Hello! I’ve opened a bug for the PCI Passthrough issue I’m having. https://github.com/harvester/harvester/issues/7761
👀 1
a
Hi @shy-restaurant-94821, I got PCIpassthrough working with other GPU model, and also experienced some issues. for sure SR-IOV need to be enabled in the BIOS, PCI. Passthrough plugin must be turn on in Harvester, and you need to "Enable" the passthrough for the GPU device in Harvester. nvidia driver must not be installed in Harvester. I'm not even sure you could so most likely not the issue.
s
Sorry for the delayed update.
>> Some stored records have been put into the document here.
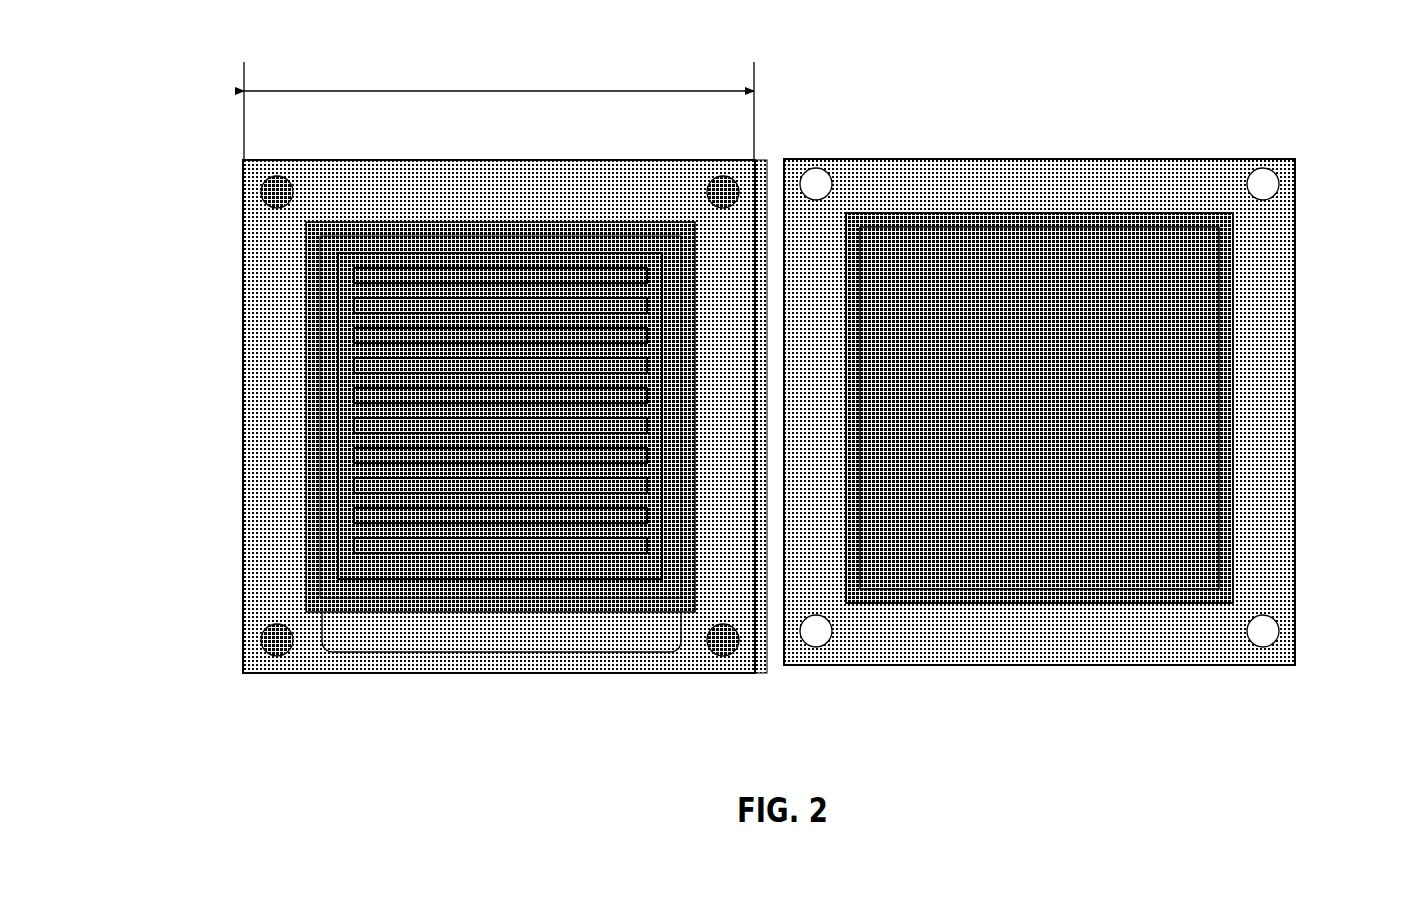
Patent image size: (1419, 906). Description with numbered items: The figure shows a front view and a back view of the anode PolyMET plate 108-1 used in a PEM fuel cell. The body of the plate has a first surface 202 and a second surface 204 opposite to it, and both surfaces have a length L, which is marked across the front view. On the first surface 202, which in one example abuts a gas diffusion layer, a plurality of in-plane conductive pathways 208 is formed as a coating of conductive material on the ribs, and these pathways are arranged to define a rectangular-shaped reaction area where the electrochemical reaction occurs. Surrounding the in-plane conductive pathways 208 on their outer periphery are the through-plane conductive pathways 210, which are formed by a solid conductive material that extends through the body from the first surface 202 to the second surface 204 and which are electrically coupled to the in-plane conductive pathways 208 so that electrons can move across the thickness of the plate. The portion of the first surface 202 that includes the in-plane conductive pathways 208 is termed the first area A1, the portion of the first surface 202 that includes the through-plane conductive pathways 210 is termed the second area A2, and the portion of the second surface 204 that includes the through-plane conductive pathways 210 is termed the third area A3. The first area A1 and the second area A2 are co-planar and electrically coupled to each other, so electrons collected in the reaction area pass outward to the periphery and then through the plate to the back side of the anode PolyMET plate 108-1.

The anode PolyMET plate 108-1 is at (146, 25).
The first surface 202 is at (263, 325).
The second surface 204 is at (1275, 330).
The in-plane conductive pathways 208 is at (522, 223).
The through-plane conductive pathways 210 is at (390, 223).
The first area A1 is at (330, 514).
The second area A2 is at (340, 455).
The third area A3 is at (1099, 215).
The length L is at (499, 111).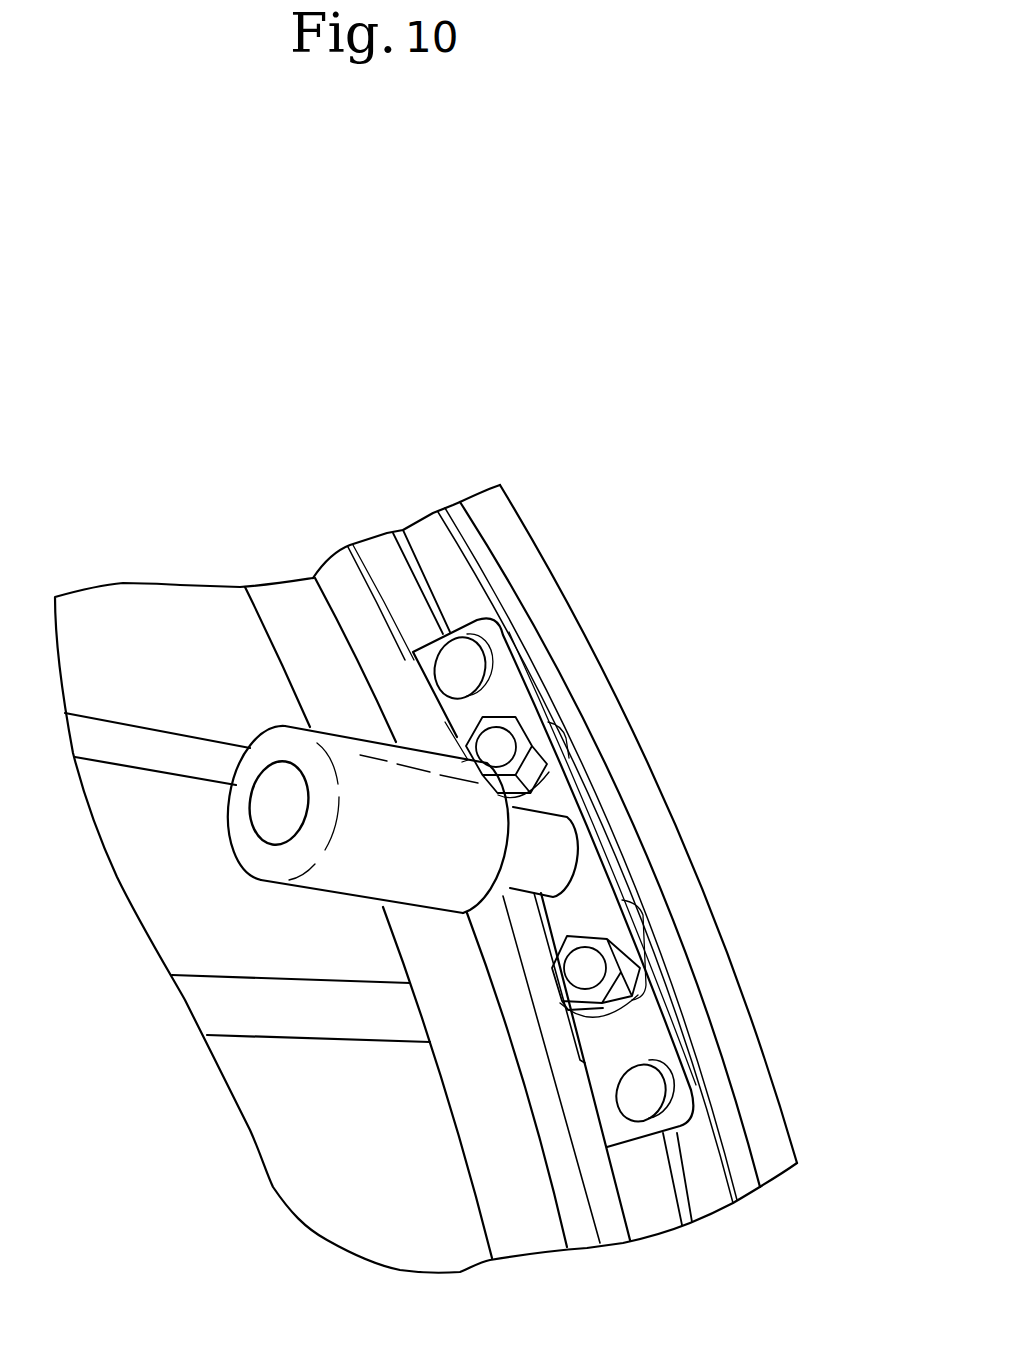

I figured out what was going on, and it’s definite a bug in Rancher. I found another bug report that outlined the same behavior I was seeing when trying to setup PCI passthrough. One critical detail is that I was trying to enable passthrough via Rancher connected to Harvester. I tried again directly from Harvester, and it worked (albeit, I had to restart the node). Now I’m running Ollama in Kubernetes with full GPU support!
👍 1
I’m going to update my bug report and highlight this.